Multivariable prognostic analysis in traumatic brain injury: results from the IMPACT study.

We studied the prognostic value of a wide range of conventional and novel prognostic factors on admission after traumatic brain injury (TBI) using both univariate and multivariable analysis. The outcome measure was Glasgow Outcome Scale at 6 months after injury. Individual patient data were available on a cohort of 8686 patients drawn from eight randomized controlled trials and three observational studies. The most powerful independent prognostic variables were age, Glasgow Coma Scale (GCS) motor score, pupil response, and computerized tomography (CT) characteristics, including the Marshall CT classification and traumatic subarachnoid hemorrhage. Prothrombin time was also identified as a powerful independent prognostic factor, but it was only available for a limited number of patients coming from three of the relevant studies. Other important prognostic factors included hypotension, hypoxia, the eye and verbal components of the GCS, glucose, platelets, and hemoglobin. These results on prognostic factors will underpin future work on the IMPACT project, which is focused on the development of novel approaches to the design and analysis of clinical trials in TBI. In addition, the results provide pointers to future research, including further analysis of the prognostic value of prothrombin time, and the evaluation of the clinical impact of intervening aggressively to correct abnormalities in hemoglobin, glucose, and coagulation.

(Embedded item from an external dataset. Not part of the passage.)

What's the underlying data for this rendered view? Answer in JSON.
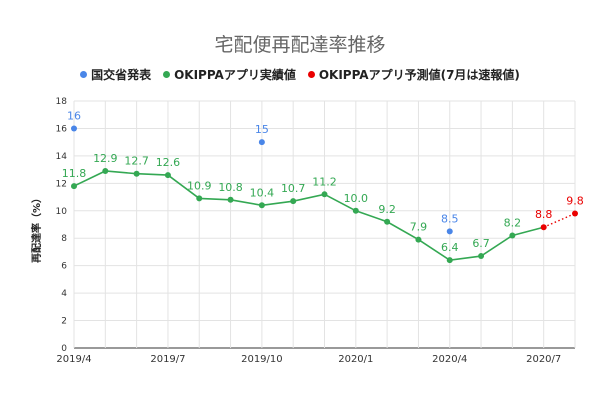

Adjustment for strong predictors of outcome in traumatic brain injury trials: 25% reduction in sample size requirements in the IMPACT study.

The aim of this study was to quantify the potential reduction in sample size that can be achieved by adjustment for predictors of outcome in traumatic brain injury (TBI) trials. We used individual patient data from seven therapeutic phase III randomized clinical trials (RCTs; n = 6166) in moderate or severe TBI, and three TBI surveys (n = 2238). The primary outcome was the dichotomized Glasgow Outcome Scale at 6 months (favorable/unfavorable). Baseline predictors of outcome considered were age, motor score, pupillary reactivity, computed tomography (CT) classification, traumatic subarachnoid hemorrhage, hypoxia, hypotension, glycemia, and hemoglobin. We calculated the potential sample size reduction obtained by adjustment of a hypothetical treatment effect for one to seven predictors with logistic regression models. The distribution of predictors was more heterogeneous in surveys than in trials. Adjustment of the treatment effect for the strongest predictors (age, motor score, and pupillary reactivity) yielded a reduction in sample size of 16-23% in RCTs and 28-35% in surveys. Adjustment for seven predictors yielded a reduction of about 25% in most studies: 20-28% in RCTs and 32-39% in surveys. A major reduction in sample size can be obtained with covariate adjustment in TBI trials. Covariate adjustment for strong predictors should be incorporated in the analysis of future TBI trials.